Rumen acidosis occurs in wild or domestic ruminants (deer, elk, moose, cattle, sheep etc.) when they ingest large quantities of readily digestible and highly fermentable carbohydrates such as grain. Corn, wheat, and barley are most commonly responsible for rumen acidosis, though apples, bread, carrots, and sugar beets can also cause this disease.
Rumen acidosis is most commonly seen in wild deer, elk, and moose in late winter, but can occur at any time of the year, when they suddenly ingest large quantities of these foods which are not the usual diet. Though it can result in rapid death, it does not currently have a significant impact on wild ruminant populations. However, in restored or endangered populations it can be a serious source of mortality. Its affect on local populations may be underestimated because of the inability to quantify the animals that survive with shortened life spans because of the effects of this disease.
Rumen acidosis can occur in any wild or domestic ruminant. This disease is most commonly observed in deer, elk, moose, and domestic cattle. Bison seem less susceptible but can also suffer from grain overload.
This disease can occur anywhere in the world where wild or domestic ruminants are suddenly introduced to large quantities of carbohydrates.
Rumen acidosis is not a transmissible disease.
The severity of disease depends on the type and amount of grain consumed, the animal’s nutritional state and the physical condition as well as previous exposure of the animal to these foodstuffs. Ingestion of large quantities of carbohydrates disrupts the normal rumen flora required for digestion, resulting in excessive acid production and reduced rumen motility. The ingesta then becomes trapped and causes fluid to move into the rumen resulting in dehydration of the animal. The increased acid damages the rumen lining preventing absorption of nutrients and allowing the acid to enter the blood stream. Harmful fungi and bacteria can then also become blood borne.
Within 24 to 48 hours of ingesting large quantities of carbohydrates, an animal will stop eating and may be staggering, unable to rise, or standing quietly. Affected animals often have an enlarged rumen and diarrhea. The most severely affected will die within 24 to 72 hours. Since death is sudden, animals are usually in good body condition.
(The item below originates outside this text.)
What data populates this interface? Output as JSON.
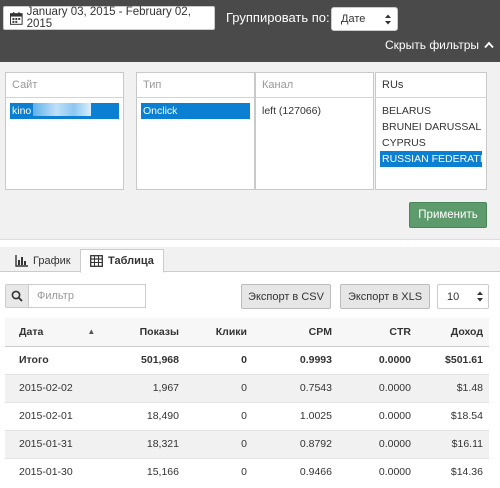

Rumen acidosis can usually be diagnosed when ruminants in good body condition are found dead with large quantities of grain in their stomachs. At necropsy, dark red erosions in the lining of the abomasum (4th chamber) may also be present. Laboratory analysis of the rumen microflora can be used to support the diagnosis. The pH of the rumen begins to rise after death, so normal values at necropsy do not rule out the disease.
There is no treatment for rumen acidosis in wild ruminants because they are typically found dead. There is also no treatment for those who survived but have a permanently damaged rumen lining.
Supplemental feeding of wild ruminants is often the cause of rumen acidosis. Restrictions on supplemental feeding may help prevent the occurrence of this disease. Hunters should be discouraged from using bait and farmers should make sure wild ruminants do not have access to grain stores.